Results: The most parsimonious model revealed three predictors of increased criminal history involvement: mental health problems, running away from home, and age at time of probation. For each unit increase in age at time of probation, there were decreased odds of moderate level of criminal justice history by .46 (p<.001), and a higher level of justice involvement history by 0.394 (p<.001). Young women with prior mental health problems had an increased odds of being classified as having a high level of justice involvement/history than a low level (OR = 2.801, p = 0.014). Those with a history of running away had increased odds of being classified with a high level of justice involvement than a low level (OR = 3.124, p = 0.006).

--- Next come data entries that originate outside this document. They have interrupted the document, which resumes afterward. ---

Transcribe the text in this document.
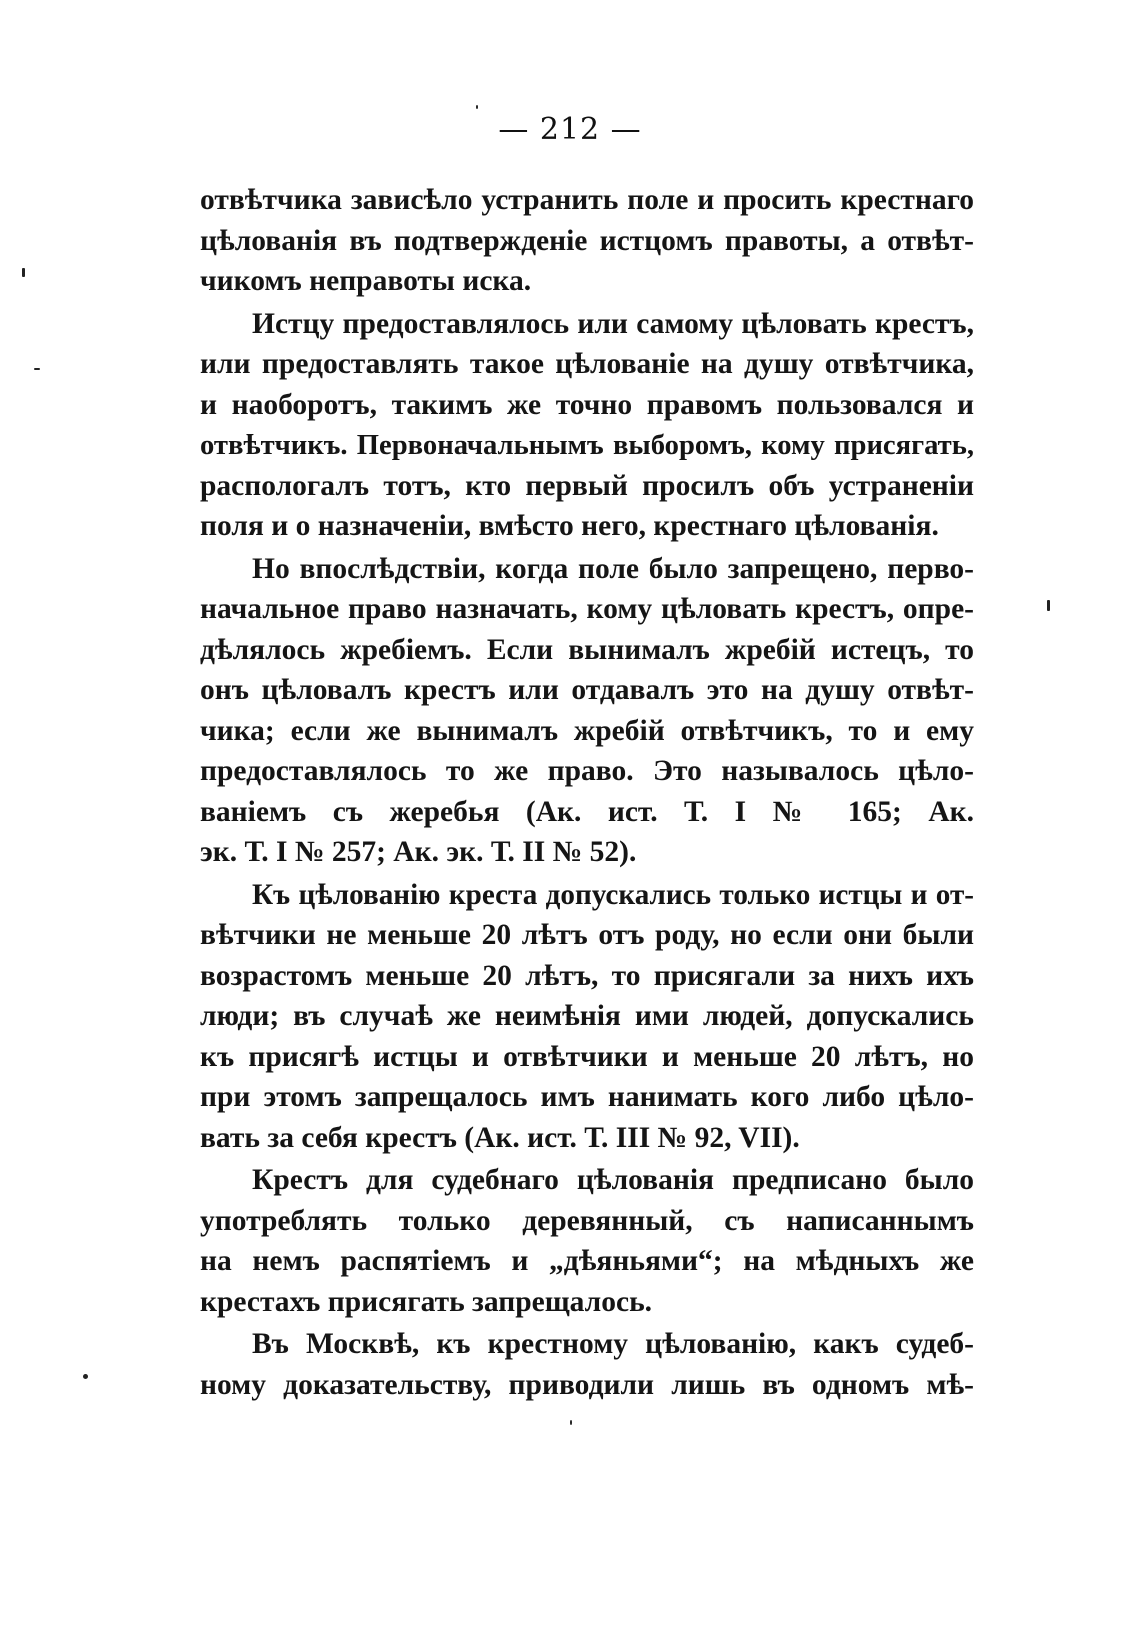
— 212 —
отвѣтчика зависѣло устранить поле и просить крестнаго
цѣлованія въ подтвержденіе истцомъ правоты, а отвѣт-
чикомъ неправоты иска.
Истцу предоставлялось или самому цѣловать крестъ,
или предоставлять такое цѣлованіе на душу отвѣтчика,
и наоборотъ, такимъ же точно правомъ пользовался и
отвѣтчикъ. Первоначальнымъ выборомъ, кому присягать,
распологалъ тотъ, кто первый просилъ объ устраненіи
поля и о назначеніи, вмѣсто него, крестнаго цѣлованія.
Но впослѣдствіи, когда поле было запрещено, перво-
начальное право назначать, кому цѣловать крестъ, опре-
дѣлялось жребіемъ. Если вынималъ жребій истецъ, то
онъ цѣловалъ крестъ или отдавалъ это на душу отвѣт-
чика; если же вынималъ жребій отвѣтчикъ, то и ему
предоставлялось то же право. Это называлось цѣло-
ваніемъ съ жеребья (Ак. ист. Т. I № 165; Ак.
эк. Т. I № 257; Ак. эк. Т. II № 52).
Къ цѣлованію креста допускались только истцы и от-
вѣтчики не меньше 20 лѣтъ отъ роду, но если они были
возрастомъ меньше 20 лѣтъ, то присягали за нихъ ихъ
люди; въ случаѣ же неимѣнія ими людей, допускались
къ присягѣ истцы и отвѣтчики и меньше 20 лѣтъ, но
при этомъ запрещалось имъ нанимать кого либо цѣло-
вать за себя крестъ (Ак. ист. Т. III № 92, VII).
Крестъ для судебнаго цѣлованія предписано было
употреблять только деревянный, съ написаннымъ
на немъ распятіемъ и „дѣяньями“; на мѣдныхъ же
крестахъ присягать запрещалось.
Въ Москвѣ, къ крестному цѣлованію, какъ судеб-
ному доказательству, приводили лишь въ одномъ мѣ-
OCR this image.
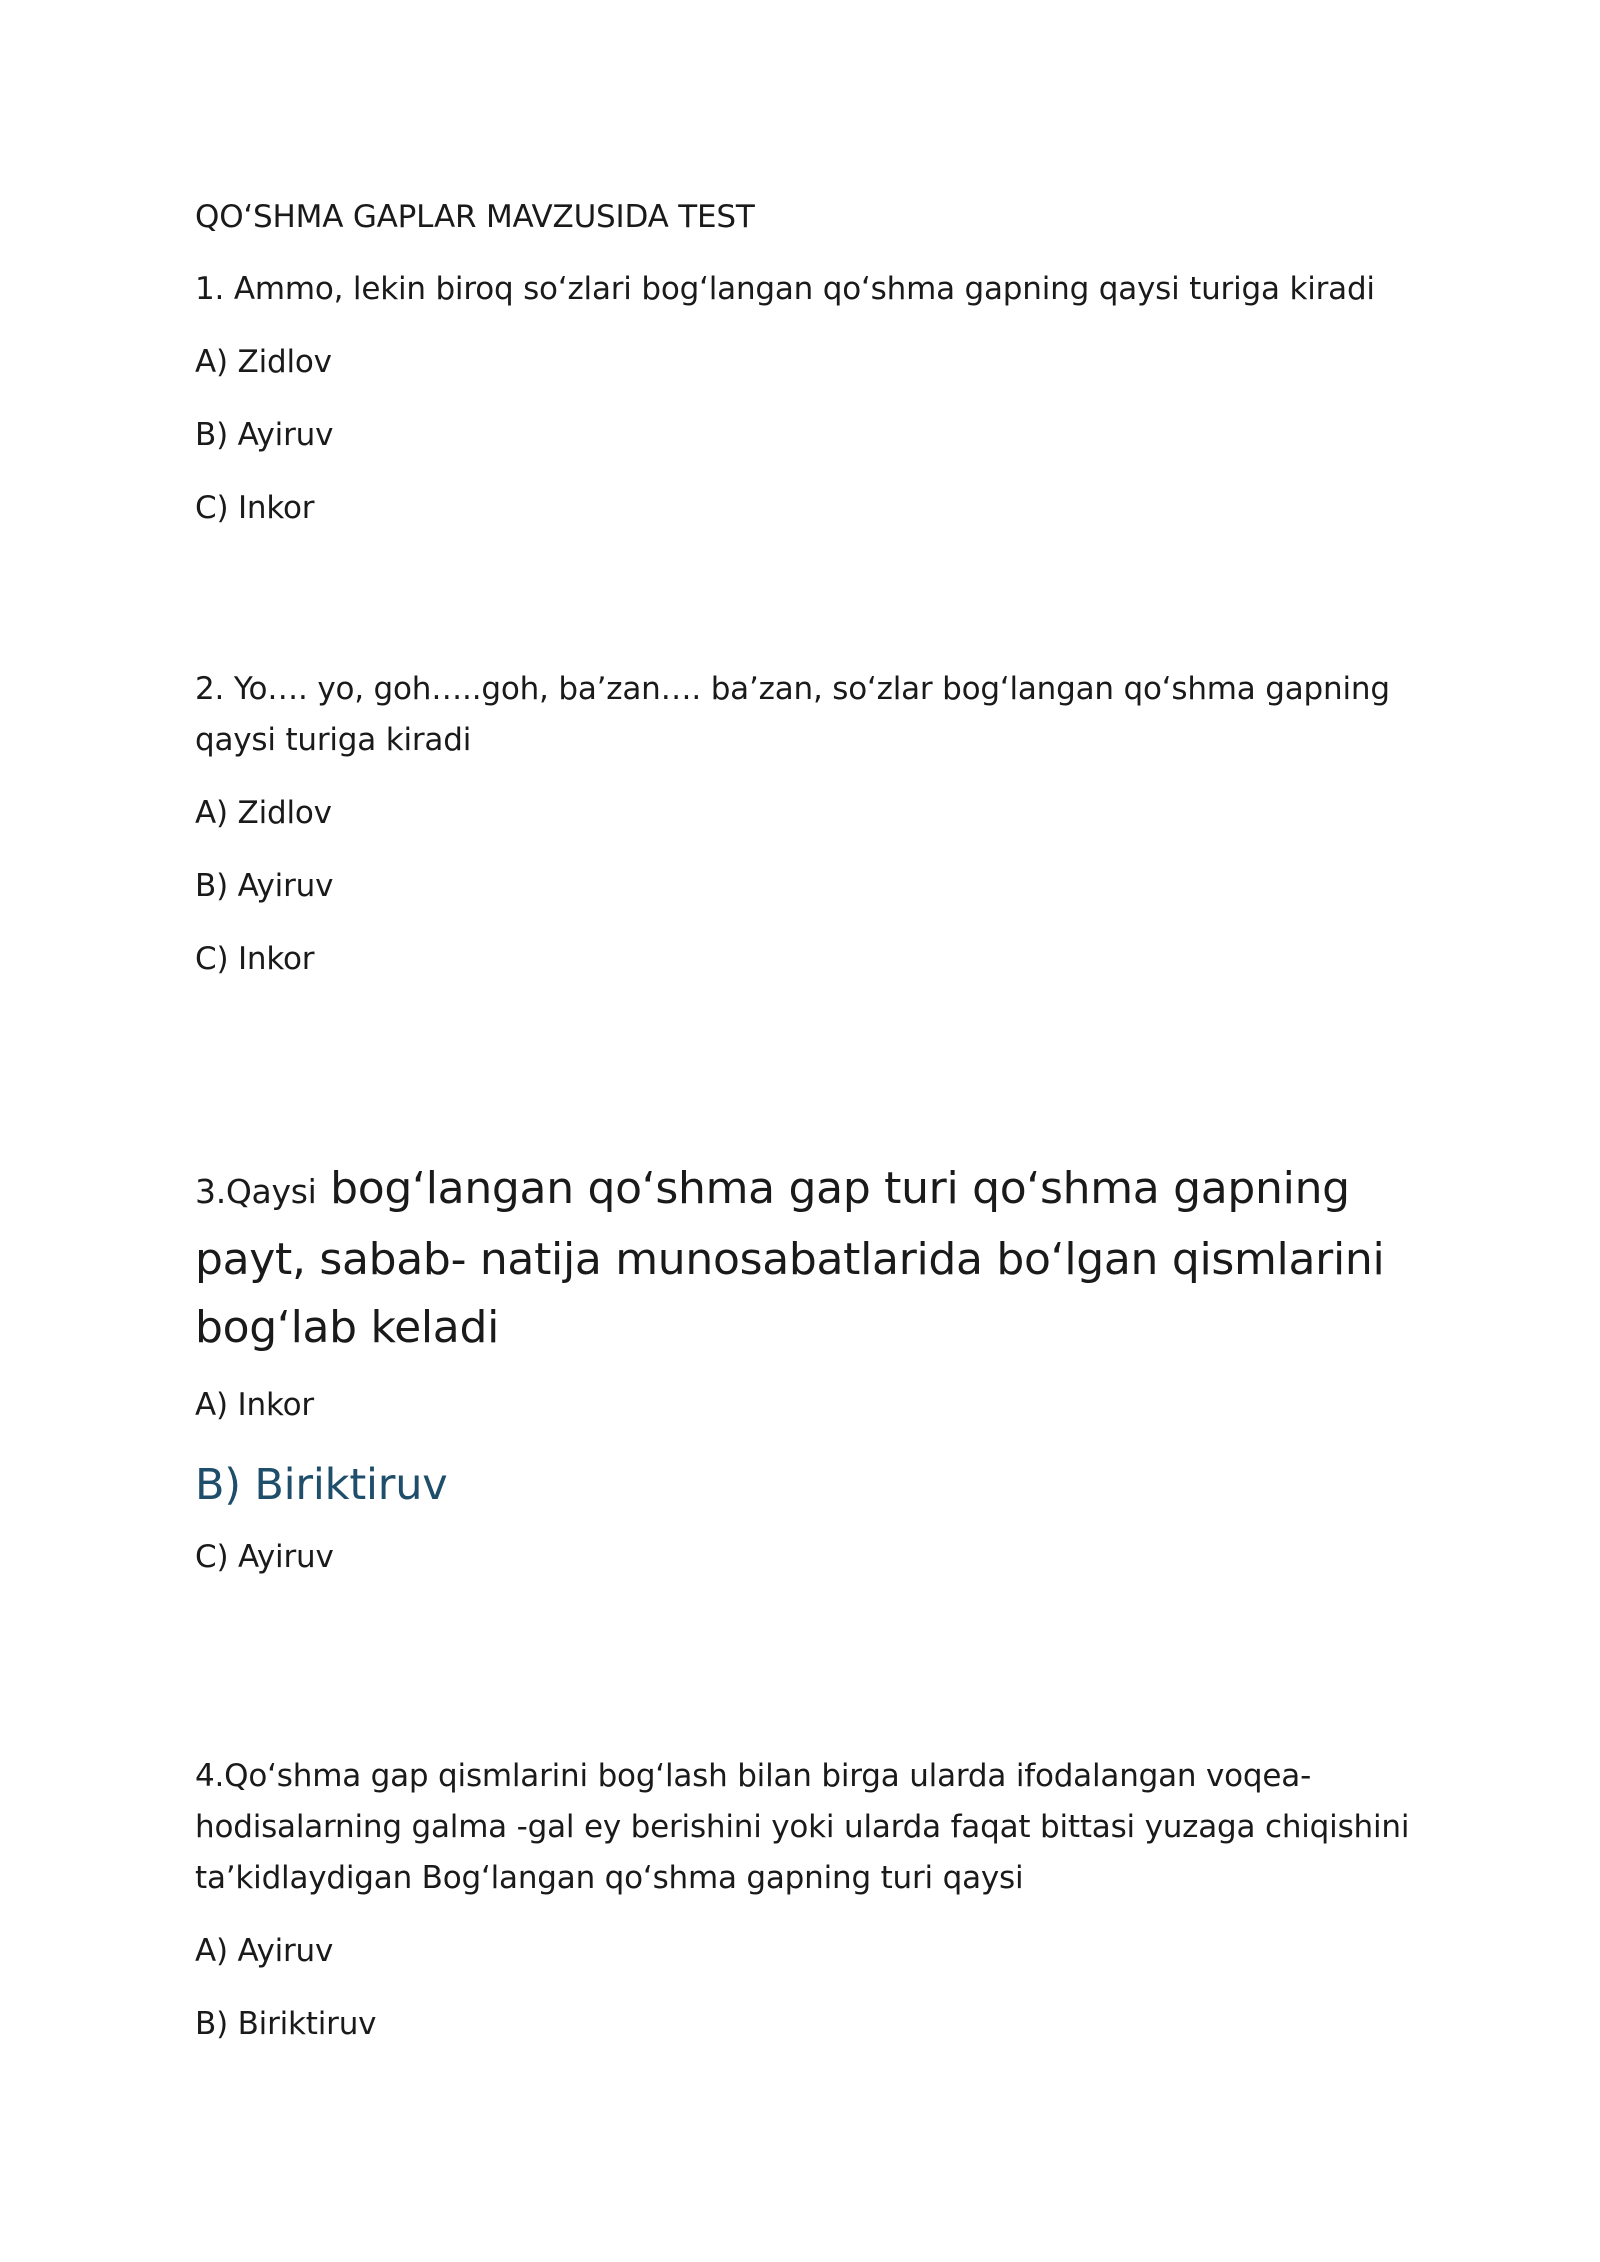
QO‘SHMA GAPLAR MAVZUSIDA TEST

1. Ammo, lekin biroq so‘zlari bog‘langan qo‘shma gapning qaysi turiga kiradi

A) Zidlov

B) Ayiruv

C) Inkor

2. Yo…. yo, goh…..goh, ba’zan…. ba’zan, so‘zlar bog‘langan qo‘shma gapning

qaysi turiga kiradi

A) Zidlov

B) Ayiruv

C) Inkor

3.Qaysi bog‘langan qo‘shma gap turi qo‘shma gapning payt, sabab- natija munosabatlarida bo‘lgan qismlarini bog‘lab keladi

A) Inkor

B) Biriktiruv

C) Ayiruv

4.Qo‘shma gap qismlarini bog‘lash bilan birga ularda ifodalangan voqea-

hodisalarning galma -gal ey berishini yoki ularda faqat bittasi yuzaga chiqishini

ta’kidlaydigan Bog‘langan qo‘shma gapning turi qaysi

A) Ayiruv

B) Biriktiruv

Conclusions and Implications: Findings suggest that gender-responsive programming should re-centered to target early intervention towards younger girls entering the system, with a particular focus on mental health needs and family/placement considerations that may lead to running away from home. The overrepresentation of young women of color nationally, and within our post-adjudicated sample (44% Black), is a finding that also has important implications for reducing racial bias in referrals, arrests, court services and post-adjudication outcomes. Future research and policy should focus on reducing the impact of justice- involvement for young women, while increasing opportunities to access needed community-based services starting from a younger age.